CONTRAST THIS WITH the media’s treatment of Ron Paul, who
received twice as many votes in the straw poll as Pawlenty and lost
to Bachmann by less than one percentage point. Paul has been
running ahead of Pawlenty in scientific polls for months. USA
Today/Gallup found Paul at 14 percent nationally compared to
Pawlenty’s 3 percent; CNN had him at 12 percent to Pawlenty’s 2
percent. In the RealClearPolitics
polling average, Paul is closer to Bachmann and Sarah Palin
while Pawlenty is closer to the rear.
Yet Paul is treated as an afterthought. The Washington
Post’s Chris Cillizza
wrote before Ames that it wouldn’t mean much if Paul finished
first. Another reporter blogged
“a Paul win would help to diminish the overall process in Iowa to
outsiders.” Pawlenty himself was
prepared to use the rationale that Bachmann and Paul were less
credible than he, until the two Tea Party favorites bounced him out
of the race entirely.
All this is somewhat understandable.

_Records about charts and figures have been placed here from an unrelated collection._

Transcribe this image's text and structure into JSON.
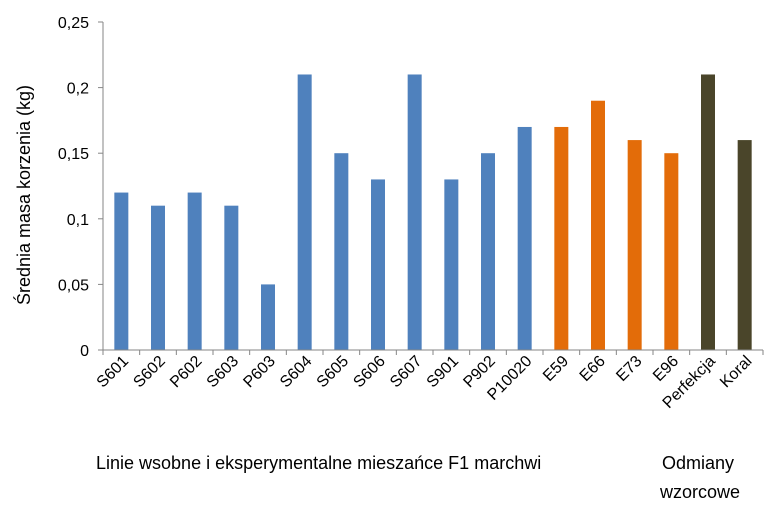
{
  "chart_data": {
    "type": "bar",
    "ylabel": "Średnia masa korzenia  (kg)",
    "ylim": [
      0,
      0.25
    ],
    "yticks": [
      "0",
      "0,05",
      "0,1",
      "0,15",
      "0,2",
      "0,25"
    ],
    "categories": [
      "S601",
      "S602",
      "P602",
      "S603",
      "P603",
      "S604",
      "S605",
      "S606",
      "S607",
      "S901",
      "P902",
      "P10020",
      "E59",
      "E66",
      "E73",
      "E96",
      "Perfekcja",
      "Koral"
    ],
    "values": [
      0.12,
      0.11,
      0.12,
      0.11,
      0.05,
      0.21,
      0.15,
      0.13,
      0.21,
      0.13,
      0.15,
      0.17,
      0.17,
      0.19,
      0.16,
      0.15,
      0.21,
      0.16
    ],
    "bar_colors": [
      "#4f81bd",
      "#4f81bd",
      "#4f81bd",
      "#4f81bd",
      "#4f81bd",
      "#4f81bd",
      "#4f81bd",
      "#4f81bd",
      "#4f81bd",
      "#4f81bd",
      "#4f81bd",
      "#4f81bd",
      "#e36c09",
      "#e36c09",
      "#e36c09",
      "#e36c09",
      "#4a452a",
      "#4a452a"
    ],
    "grid": false,
    "group_labels": {
      "lines": "Linie wsobne i eksperymentalne  mieszańce F1 marchwi",
      "reference_line1": "Odmiany",
      "reference_line2": "wzorcowe"
    }
  }
}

If Pawlenty’s Iowa strategy
had panned out and he got to go one-on-one against Mitt Romney, he
had a hypothetical path to the nomination. Paul’s best case
scenario is probably doing reasonably well in the early states, the
caucuses, and the Interior West, and even then it is difficult to
chart out a path to the nomination for him that doesn’t involve a
lot of imagination.
Many reporters feel burned by Paul last time. When he beat the
other Republican candidates in fundraising during the fourth
quarter of 2007 and experienced a slight uptick in the polls, the
media paid more attention to his candidacy. Then he didn’t win any
primaries or caucuses, finishing outside the top three in Iowa and
New Hampshire. But that’s no excuse for pretending his poll numbers
now are lower than Pawlenty’s or Jon Huntsman’s when they are
clearly not.
Ultimately, pundits — no matter how clever — don’t decide
elections. Voters do.
There will be plenty of postmortems focusing on what Pawlenty
did wrong. But let’s not forget that the media too was wrong to
anoint Pawlenty too soon because he looked good on paper.